Avantium currently produces YXY polyesters at its pilot plant in Geleen, Netherlands. The plant, which opened in December, has a capacity of 80,000 pounds per year and the material has been used to produce bottles, fiber and film using standard commercial production lines at maximum speeds, den Ouden said. Avantium currently uses the plant to prove its process to investors and to explore commercial applications.
The company’s current focus is creating a PEF bottle. In December, Atlanta-based Coca-Cola Co. invested in Avantium, and two other bio-based companies, and charged them with developing a 100 percent bio-based PET bottle. Coke’s current PlantBottle is made with renewable MEG.
A first-generation bottle, made with cooperation from NatureWorks LLC of Minnetonka, Minn., was made on an injection stretch blow molding line using standard PET preforms and molds, den Ouden said.
Continued product testing, including food-contact tests, is currently under way, he added.
Avantium also has partnered with several manufacturing firms — including Rhodia SA, a member of the Solvay Group, and Teijin Aramid — to develop polyamides and other materials using FDCA.

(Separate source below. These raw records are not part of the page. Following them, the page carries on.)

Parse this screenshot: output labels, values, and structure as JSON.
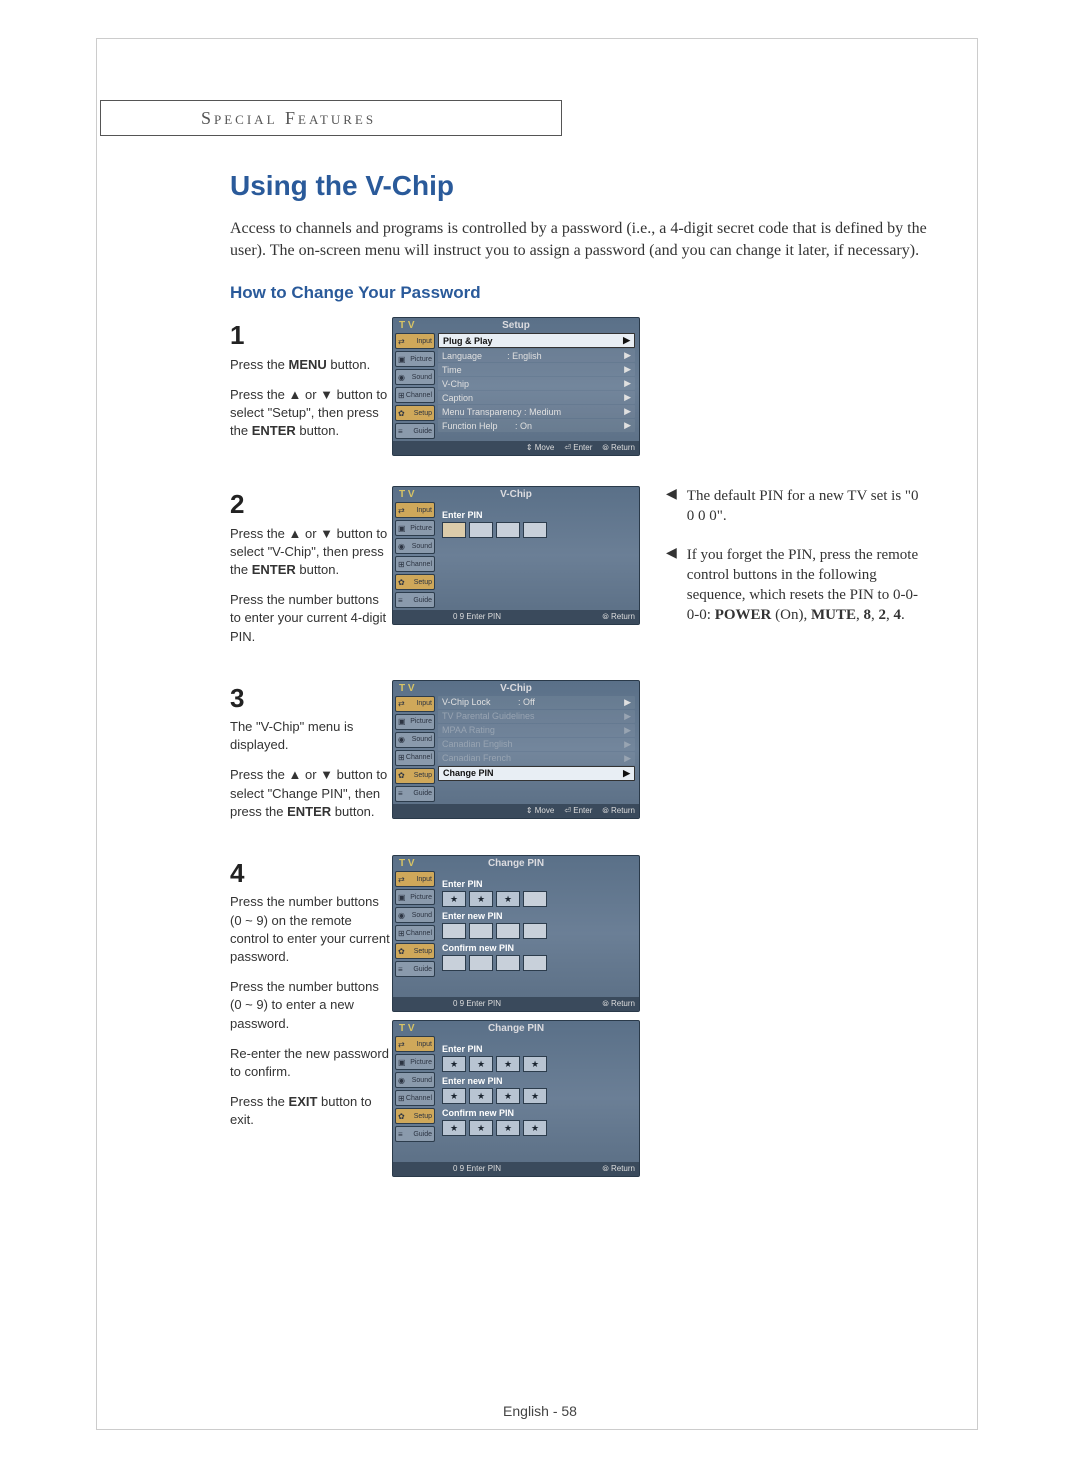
{
  "header": "Special Features",
  "title": "Using the V-Chip",
  "intro": "Access to channels and programs is controlled by a password (i.e., a 4-digit secret code that is defined by the user). The on-screen menu will instruct you to assign a password (and you can change it later, if necessary).",
  "subtitle": "How to Change Your Password",
  "steps": {
    "s1": {
      "num": "1",
      "p1": "Press the MENU button.",
      "p2": "Press the ▲ or ▼ button to select \"Setup\", then press the ENTER button."
    },
    "s2": {
      "num": "2",
      "p1": "Press the ▲ or ▼ button to select \"V-Chip\", then press the ENTER button.",
      "p2": "Press the number buttons to enter your current 4-digit PIN."
    },
    "s3": {
      "num": "3",
      "p1": "The \"V-Chip\" menu is displayed.",
      "p2": "Press the ▲ or ▼ button to select \"Change PIN\", then press the ENTER button."
    },
    "s4": {
      "num": "4",
      "p1": "Press the number buttons (0 ~ 9) on the remote control to enter your current password.",
      "p2": "Press the number buttons (0 ~ 9) to enter a new password.",
      "p3": "Re-enter the new password to confirm.",
      "p4": "Press the EXIT button to exit."
    }
  },
  "osd": {
    "tv": "T V",
    "tabs": {
      "input": "Input",
      "picture": "Picture",
      "sound": "Sound",
      "channel": "Channel",
      "setup": "Setup",
      "guide": "Guide"
    },
    "setup": {
      "title": "Setup",
      "items": [
        {
          "l": "Plug & Play",
          "r": "▶",
          "hl": true
        },
        {
          "l": "Language",
          "m": ": English",
          "r": "▶"
        },
        {
          "l": "Time",
          "r": "▶"
        },
        {
          "l": "V-Chip",
          "r": "▶"
        },
        {
          "l": "Caption",
          "r": "▶"
        },
        {
          "l": "Menu Transparency :",
          "m": "Medium",
          "r": "▶"
        },
        {
          "l": "Function Help",
          "m": ": On",
          "r": "▶"
        }
      ],
      "foot": [
        "⇕ Move",
        "⏎ Enter",
        "⦾ Return"
      ]
    },
    "vchip_pin": {
      "title": "V-Chip",
      "label": "Enter PIN",
      "foot": [
        "0 9 Enter PIN",
        "⦾ Return"
      ]
    },
    "vchip_menu": {
      "title": "V-Chip",
      "items": [
        {
          "l": "V-Chip Lock",
          "m": ": Off",
          "r": "▶"
        },
        {
          "l": "TV Parental Guidelines",
          "r": "▶",
          "dim": true
        },
        {
          "l": "MPAA Rating",
          "r": "▶",
          "dim": true
        },
        {
          "l": "Canadian English",
          "r": "▶",
          "dim": true
        },
        {
          "l": "Canadian French",
          "r": "▶",
          "dim": true
        },
        {
          "l": "Change PIN",
          "r": "▶",
          "hl": true
        }
      ],
      "foot": [
        "⇕ Move",
        "⏎ Enter",
        "⦾ Return"
      ]
    },
    "change_pin": {
      "title": "Change PIN",
      "l1": "Enter PIN",
      "l2": "Enter new PIN",
      "l3": "Confirm new PIN",
      "foot": [
        "0 9 Enter PIN",
        "⦾ Return"
      ]
    }
  },
  "sidebar": {
    "n1": "The default PIN for a new TV set is \"0 0 0 0\".",
    "n2a": "If you forget the PIN, press the remote control buttons in the following sequence, which resets the PIN to 0-0-0-0: ",
    "n2b": "POWER (On), MUTE, 8, 2, 4."
  },
  "footer": "English - 58"
}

Avantium is seeking other investors and partners in both the feedstocks and product development arenas, den Ouden said.
By 2015, the compny hopes to expand its pilot plant into a commercial plant producing 80 million pounds a year and supplying the company’s partners with YXY polyesters. By 2018, the company should be producing on a global scale and will be cost competitive to oil-based PET, den Ouden said.
They may have plenty of options, but before using a bio-based material, companies need to do their research, said Jeff Wooster, global sustainability leader for Midland, Mich.-based Dow Chemical Co., in his presentation.
When a client asks for a bioplastic, you have to make sure you know what they’re asking for, and that they’re not confusing bio-based with biodegradable, he said.
Some materials, like PET, can be bio-based, but they won’t be biodegradable. Others, like degradable polyester, may be compostable, but they’re made with fossil fuels, he said.
Companies also need to avoid making a decision based on one positive attribute, like greenhouse gas reduction, while ignoring possible drawbacks, like decreased performance or fewer end-of-life options.
“We have to remember that if we think one reason is important in our minds, we tend to neglect other things that are important,” he said.
Instead, companies should use science, not intuition, to make a decision, and use life-cycle thinking to determine if a bioplastic is beneficial to the environment, he said.
Bioplastics should also be held to the same quality and performance standards as other materials. “After all, you’re not in the business of making bio-based materials; you’re in the business of getting a product to the consumer,” he added.
That doesn’t mean companies shouldn’t use bio-based materials, or avoid investing in bioplastic research, if the material isn’t perfect. It might only meet some of your goals now, but by supporting development, you’re helping to create better products for the future, Wooster said.
“It’s our responsibility as a packaging industry to look for solutions that help contribute to the overall energy situation that we have, with recognition that we are not going to solve our energy crisis solely by using bio-based materials,” he said.